Given our caustic political life, is Isaiah's vision of a peaceful public square a naïve hope?
Ulrich Mauser has said that Christian life is placed between history and eternity. It takes part, on the one hand, in the history of the world within which it exercises its faith; and it participates, on the other hand, in the power of the resurrection as the token of the new world toward which it is straining. All of this--history and eschatology alike--is bound up in the new creation echoed in Isaiah.
In 2011, protests erupted in Madison when Wisconsin governor Scott Walker proposed an end to collective bargaining for public employees. Sadly, within weeks, the caustic atmosphere in the state legislature had found its way into congregational life, particularly in small towns and rural parts of the state. The governor's proposal had divided families. Parishioners of different political persuasions were no longer on speaking terms. Friends were turning into enemies.
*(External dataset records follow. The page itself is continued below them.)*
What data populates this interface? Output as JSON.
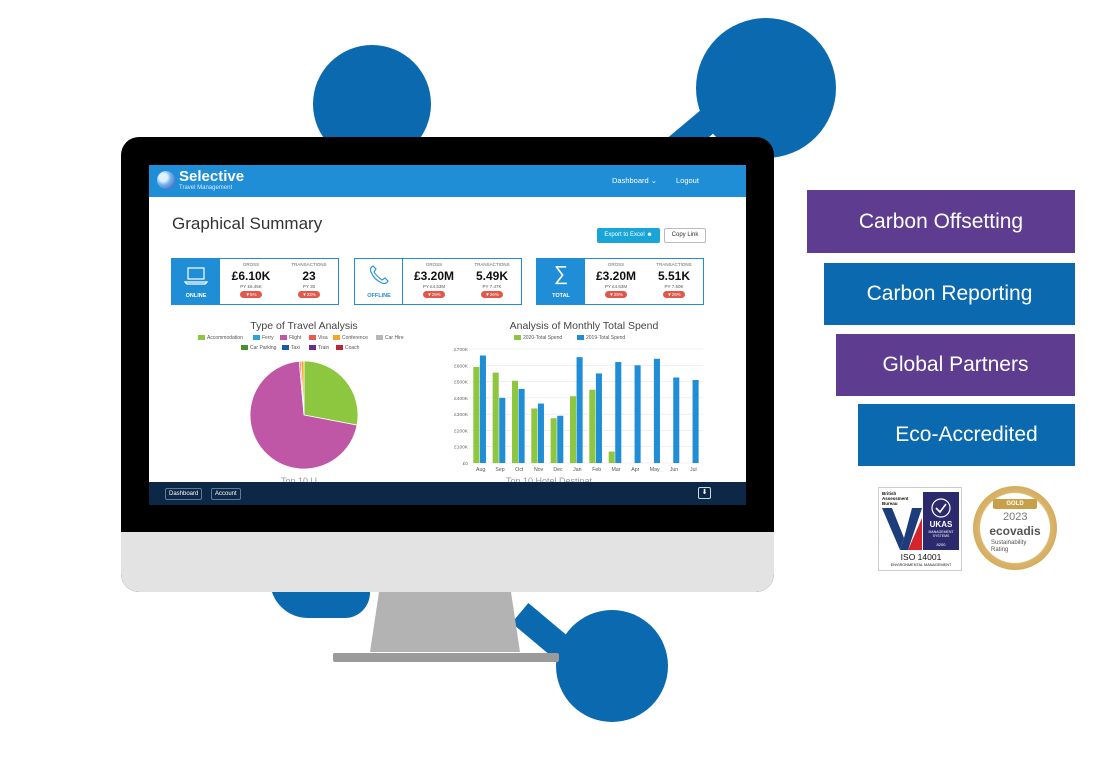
{
  "app": {
    "brand": "Selective",
    "brand_sub": "Travel Management"
  },
  "nav": {
    "dashboard": "Dashboard",
    "logout": "Logout"
  },
  "page": {
    "title": "Graphical Summary",
    "export_label": "Export to Excel",
    "copy_label": "Copy Link"
  },
  "cards": [
    {
      "label": "ONLINE",
      "icon": "laptop-icon",
      "gross_head": "GROSS",
      "gross": "£6.10K",
      "gross_py": "PY £6.45K",
      "gross_change": "▼5%",
      "tx_head": "TRANSACTIONS",
      "tx": "23",
      "tx_py": "PY 30",
      "tx_change": "▼23%"
    },
    {
      "label": "OFFLINE",
      "icon": "phone-icon",
      "gross_head": "GROSS",
      "gross": "£3.20M",
      "gross_py": "PY £4.53M",
      "gross_change": "▼29%",
      "tx_head": "TRANSACTIONS",
      "tx": "5.49K",
      "tx_py": "PY 7.47K",
      "tx_change": "▼26%"
    },
    {
      "label": "TOTAL",
      "icon": "sigma-icon",
      "gross_head": "GROSS",
      "gross": "£3.20M",
      "gross_py": "PY £4.53M",
      "gross_change": "▼29%",
      "tx_head": "TRANSACTIONS",
      "tx": "5.51K",
      "tx_py": "PY 7.50K",
      "tx_change": "▼26%"
    }
  ],
  "chart_data": [
    {
      "type": "pie",
      "title": "Type of Travel Analysis",
      "categories": [
        "Accommodation",
        "Ferry",
        "Flight",
        "Visa",
        "Conference",
        "Car Hire",
        "Car Parking",
        "Taxi",
        "Train",
        "Coach"
      ],
      "values": [
        28,
        0,
        70.6,
        0.5,
        0.9,
        0,
        0,
        0,
        0,
        0
      ],
      "colors": [
        "#8dc63f",
        "#29a3e0",
        "#c056a6",
        "#e95c4b",
        "#f6a623",
        "#b7b7b7",
        "#4b8f2f",
        "#1b5aa6",
        "#6b2d83",
        "#c0243a"
      ]
    },
    {
      "type": "bar",
      "title": "Analysis of Monthly Total Spend",
      "categories": [
        "Aug",
        "Sep",
        "Oct",
        "Nov",
        "Dec",
        "Jan",
        "Feb",
        "Mar",
        "Apr",
        "May",
        "Jun",
        "Jul"
      ],
      "series": [
        {
          "name": "2020-Total Spend",
          "color": "#8dc63f",
          "values": [
            590,
            555,
            505,
            335,
            275,
            410,
            450,
            70,
            0,
            0,
            0,
            0
          ]
        },
        {
          "name": "2019-Total Spend",
          "color": "#1f8ed6",
          "values": [
            660,
            400,
            455,
            365,
            290,
            650,
            550,
            620,
            600,
            640,
            525,
            510
          ]
        }
      ],
      "ylim": [
        0,
        700
      ],
      "yticks": [
        "£0",
        "£100K",
        "£200K",
        "£300K",
        "£400K",
        "£500K",
        "£600K",
        "£700K"
      ]
    }
  ],
  "bottom": {
    "dashboard": "Dashboard",
    "account": "Account"
  },
  "peek": {
    "left": "Top 10 U...",
    "right": "Top 10 Hotel Destinat..."
  },
  "tags": [
    {
      "label": "Carbon Offsetting",
      "color": "#5e3d91"
    },
    {
      "label": "Carbon Reporting",
      "color": "#0b6aaf"
    },
    {
      "label": "Global Partners",
      "color": "#5e3d91"
    },
    {
      "label": "Eco-Accredited",
      "color": "#0b6aaf"
    }
  ],
  "cert": {
    "line1": "British",
    "line2": "Assessment",
    "line3": "Bureau",
    "ukas": "UKAS",
    "ukas_sub": "MANAGEMENT SYSTEMS",
    "ukas_num": "8200",
    "iso": "ISO 14001",
    "iso_sub": "ENVIRONMENTAL MANAGEMENT"
  },
  "ecovadis": {
    "gold": "GOLD",
    "year": "2023",
    "brand": "ecovadis",
    "sub1": "Sustainability",
    "sub2": "Rating"
  }
}
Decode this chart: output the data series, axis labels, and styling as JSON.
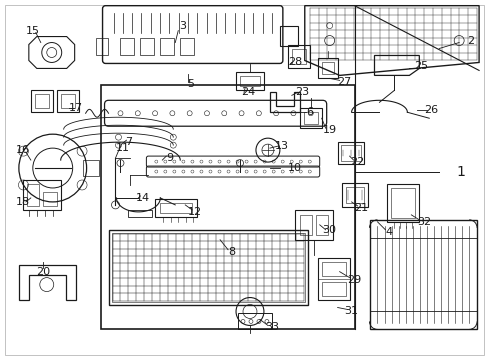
{
  "bg_color": "#ffffff",
  "line_color": "#1a1a1a",
  "fig_width": 4.89,
  "fig_height": 3.6,
  "dpi": 100
}
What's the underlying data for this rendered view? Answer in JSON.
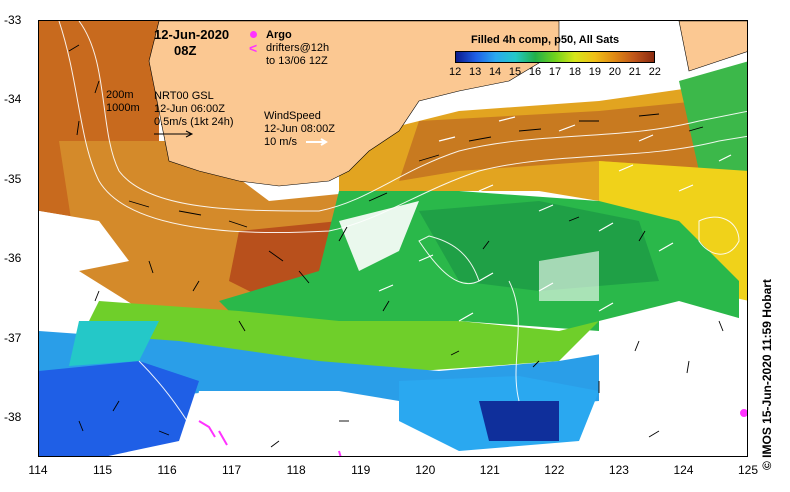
{
  "map": {
    "date_title": "12-Jun-2020",
    "time_title": "08Z",
    "argo_label": "Argo",
    "drifters_line1": "drifters@12h",
    "drifters_line2": "to 13/06 12Z",
    "isobath_200": "200m",
    "isobath_1000": "1000m",
    "current_line1": "NRT00 GSL",
    "current_line2": "12-Jun 06:00Z",
    "current_line3": "0.5m/s (1kt 24h)",
    "wind_line1": "WindSpeed",
    "wind_line2": "12-Jun 08:00Z",
    "wind_line3": "10 m/s",
    "colorbar_title": "Filled 4h comp, p50, All Sats",
    "colorbar_ticks": [
      "12",
      "13",
      "14",
      "15",
      "16",
      "17",
      "18",
      "19",
      "20",
      "21",
      "22"
    ],
    "colorbar_colors": [
      "#0a1a8c",
      "#1f5fe6",
      "#2aa8f0",
      "#24c8c8",
      "#22b04a",
      "#6fd21c",
      "#d6e61a",
      "#f0c018",
      "#e08a14",
      "#c0561a",
      "#8a2a10"
    ],
    "y_ticks": [
      "-33",
      "-34",
      "-35",
      "-36",
      "-37",
      "-38"
    ],
    "x_ticks": [
      "114",
      "115",
      "116",
      "117",
      "118",
      "119",
      "120",
      "121",
      "122",
      "123",
      "124",
      "125"
    ],
    "credit": "© IMOS 15-Jun-2020 11:59 Hobart",
    "land_color": "#fbc892"
  }
}
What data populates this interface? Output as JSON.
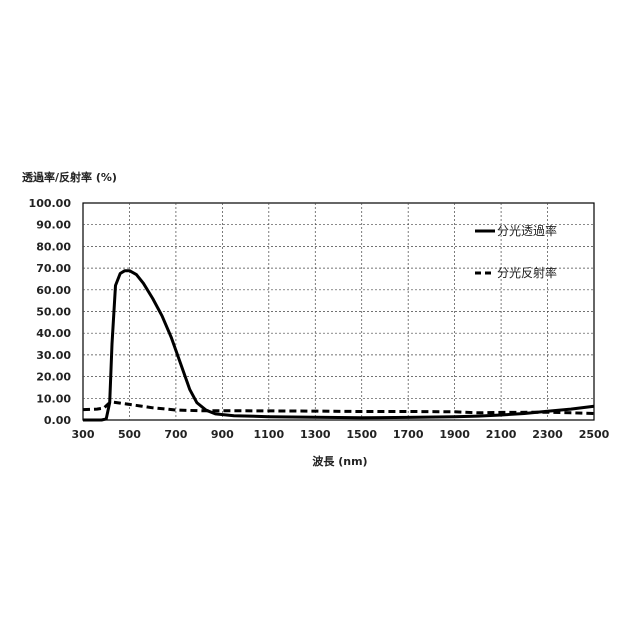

Religious leaders responded by calling for A Season of Civility. The goal was to equip the community of faith to exhibit an alternative future--something different from the demonization we were embroiled in. Was it possible to bring Republicans and Democrats together in congregations to talk about their differences in a civil and respectful manner, and even learn from one another in the process? Parker Palmer and his Center for Courage and Renewal facilitators trained more than 400 pastors and lay leaders in facilitation skills to lead small group discussions. About 100 congregations actually took part in the initiative.
To be honest, the Season of Civility project had mixed success. The painstaking work of opening up conversation with people who disagreed with each other was much harder than anyone expected. At its best, A Season of Civility was a humble and imperfect attempt to concretize Isaiah's vision in real time, to live in hope of a better future by practicing that future hope in the here and now. The nation's political life needs more of this from-the-ground-up experimentation.